Strong base anion exchange (SBA-IX) treatment is the most common form of active nitrate treatment in California. SBA-IX is also used as a treatment method for other contaminants including perchlorate, arsenic, uranium, and hexavalent chromium. The process uses a strong base anion exchange resin to remove nitrate from the treatment stream. The resin is regenerated using a concentrated salt solution to remove nitrate from the resin. Regeneration of SBA-IX resin produces a concentrated waste brine solution that requires disposal. The most significant drawback of this nitrate treatment option, especially for inland communities, is the cost for disposal of waste brine, which represents a significant lifetime financial burden. Operations & maintenance costs can be a barrier to implementation of SBA-IX as a solution for nitrate-impacted small stand-alone water systems. Recent research focusing on brine waste management for small water systems in the SJV highlighted the need for regional solutions to address the Valley’s nitrate problem, particularly with respect to brine disposal (Jensen & Darby 2016). Shared service administration of nitrate treatment for multiple small water systems is one such solution. Although there are many potential challenges associated with the implementation, management, and successful operation of such options, regional solutions are necessary to sustainably address the chronic non-compliance of small water systems in the San Joaquin Valley.

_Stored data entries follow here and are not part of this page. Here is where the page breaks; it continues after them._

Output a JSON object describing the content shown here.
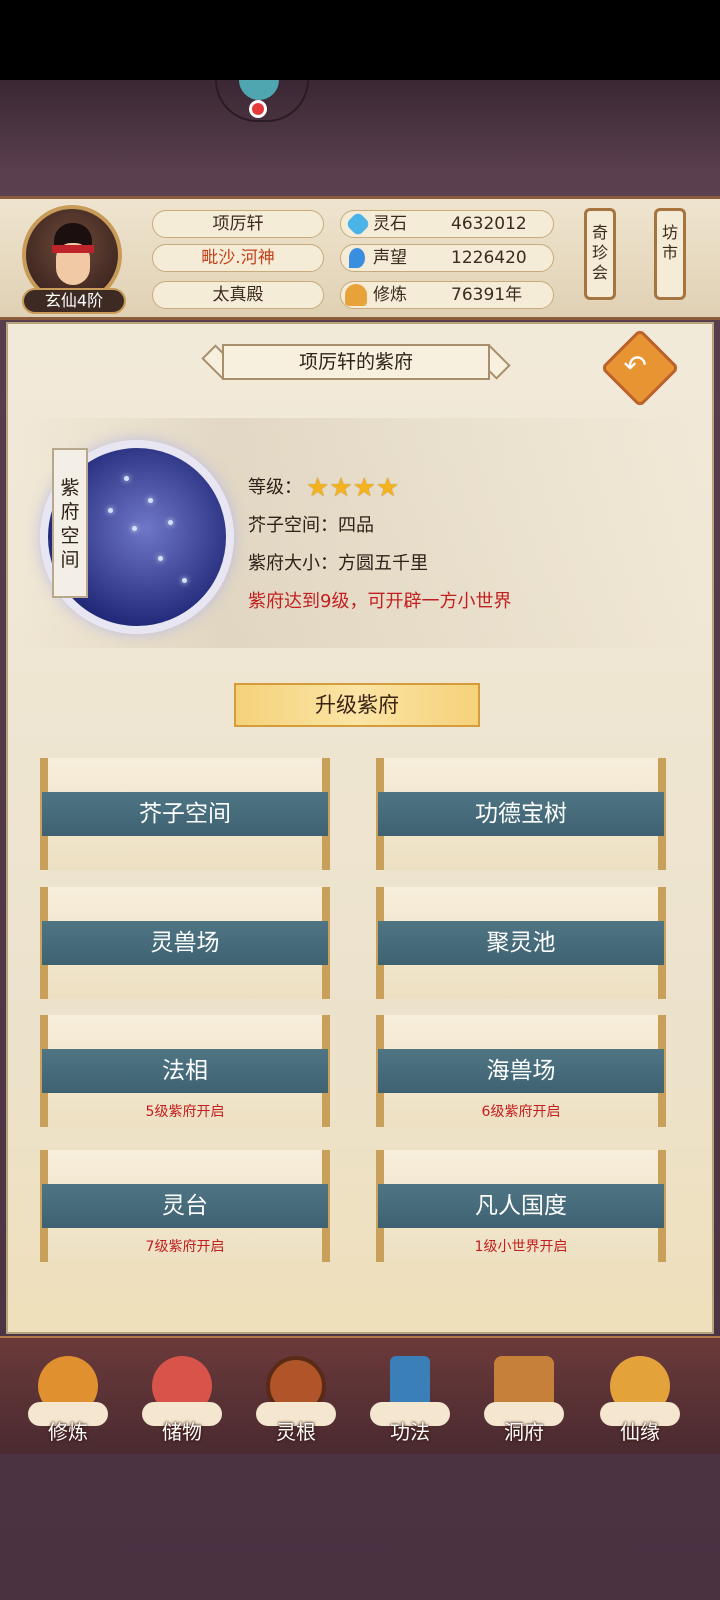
{
  "player": {
    "rank": "玄仙4阶",
    "name": "项厉轩",
    "title": "毗沙.河神",
    "sect": "太真殿"
  },
  "resources": [
    {
      "label": "灵石",
      "value": "4632012",
      "icon": "spirit-stone-icon",
      "color": "#4bb4e6"
    },
    {
      "label": "声望",
      "value": "1226420",
      "icon": "prestige-flame-icon",
      "color": "#3a8ee0"
    },
    {
      "label": "修炼",
      "value": "76391年",
      "icon": "meditation-icon",
      "color": "#e8a23a"
    }
  ],
  "side_buttons": {
    "treasure_fair": "奇珍会",
    "market": "坊市"
  },
  "page": {
    "title": "项厉轩的紫府",
    "back_icon": "return-arrow-icon"
  },
  "info": {
    "orb_label": "紫府空间",
    "level_label": "等级：",
    "stars": 4,
    "space_line": "芥子空间：四品",
    "size_line": "紫府大小：方圆五千里",
    "hint_line": "紫府达到9级，可开辟一方小世界"
  },
  "upgrade_label": "升级紫府",
  "features": [
    {
      "name": "芥子空间",
      "req": ""
    },
    {
      "name": "功德宝树",
      "req": ""
    },
    {
      "name": "灵兽场",
      "req": ""
    },
    {
      "name": "聚灵池",
      "req": ""
    },
    {
      "name": "法相",
      "req": "5级紫府开启"
    },
    {
      "name": "海兽场",
      "req": "6级紫府开启"
    },
    {
      "name": "灵台",
      "req": "7级紫府开启"
    },
    {
      "name": "凡人国度",
      "req": "1级小世界开启"
    }
  ],
  "nav": [
    {
      "label": "修炼",
      "icon": "cultivate-icon",
      "color": "#e0902e"
    },
    {
      "label": "储物",
      "icon": "storage-bag-icon",
      "color": "#d8544a"
    },
    {
      "label": "灵根",
      "icon": "spirit-root-icon",
      "color": "#b0552a"
    },
    {
      "label": "功法",
      "icon": "technique-book-icon",
      "color": "#3b7fb8"
    },
    {
      "label": "洞府",
      "icon": "cave-house-icon",
      "color": "#c7803a"
    },
    {
      "label": "仙缘",
      "icon": "gourd-icon",
      "color": "#e4a23a"
    }
  ]
}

This Proposition 50 project aims to provide proof of concept in the implementation of shared service administration of SBA-IX for nitrate removal for a cluster of small water systems in the San Joaquin Valley. Focusing on nitrate removal with SBA-IX for small water systems in the SJV, the objectives of the project are to:
- Identify key considerations for the implementation of a shared service administration approach;
- Demonstrate application of shared service administration;
- Perform an affordability assessment comparing the costs of stand-alone treatment with those of clustered treatment with shared service administration; and
- Evaluate statewide application of shared service administration of small water systems for sustainable potable water treatment.
Demonstration locations have been selected from nitrate-impacted candidate sites; participating water systems include Rio Bravo Greeley School Water System, Lindsay Strathmore Irrigation District (LSID) – Tonyville, and Woodville Public Utility District.

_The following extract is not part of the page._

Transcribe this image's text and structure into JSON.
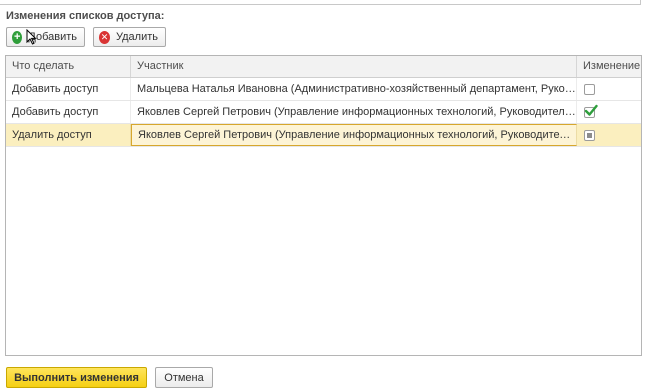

Current practice is for individual communities to invest large sums of money to investigate treatment options and find equipment providers. Catalog equipment solutions do not exist for small community applications in the San Joaquin Valley. For communities, engaging folks to design your own system typically results in a unique machine requiring expensive unique servicing parts and specialist maintenance skills. Our Proposition 50 funded goal is to providing communities and suppliers with common equipment configurations from trusted suppliers, common spare parts, and shared service administration of service providers. Economy of scale from repetitive build, installation and operation of water treatment systems reduces individual community financial risk and operational costs.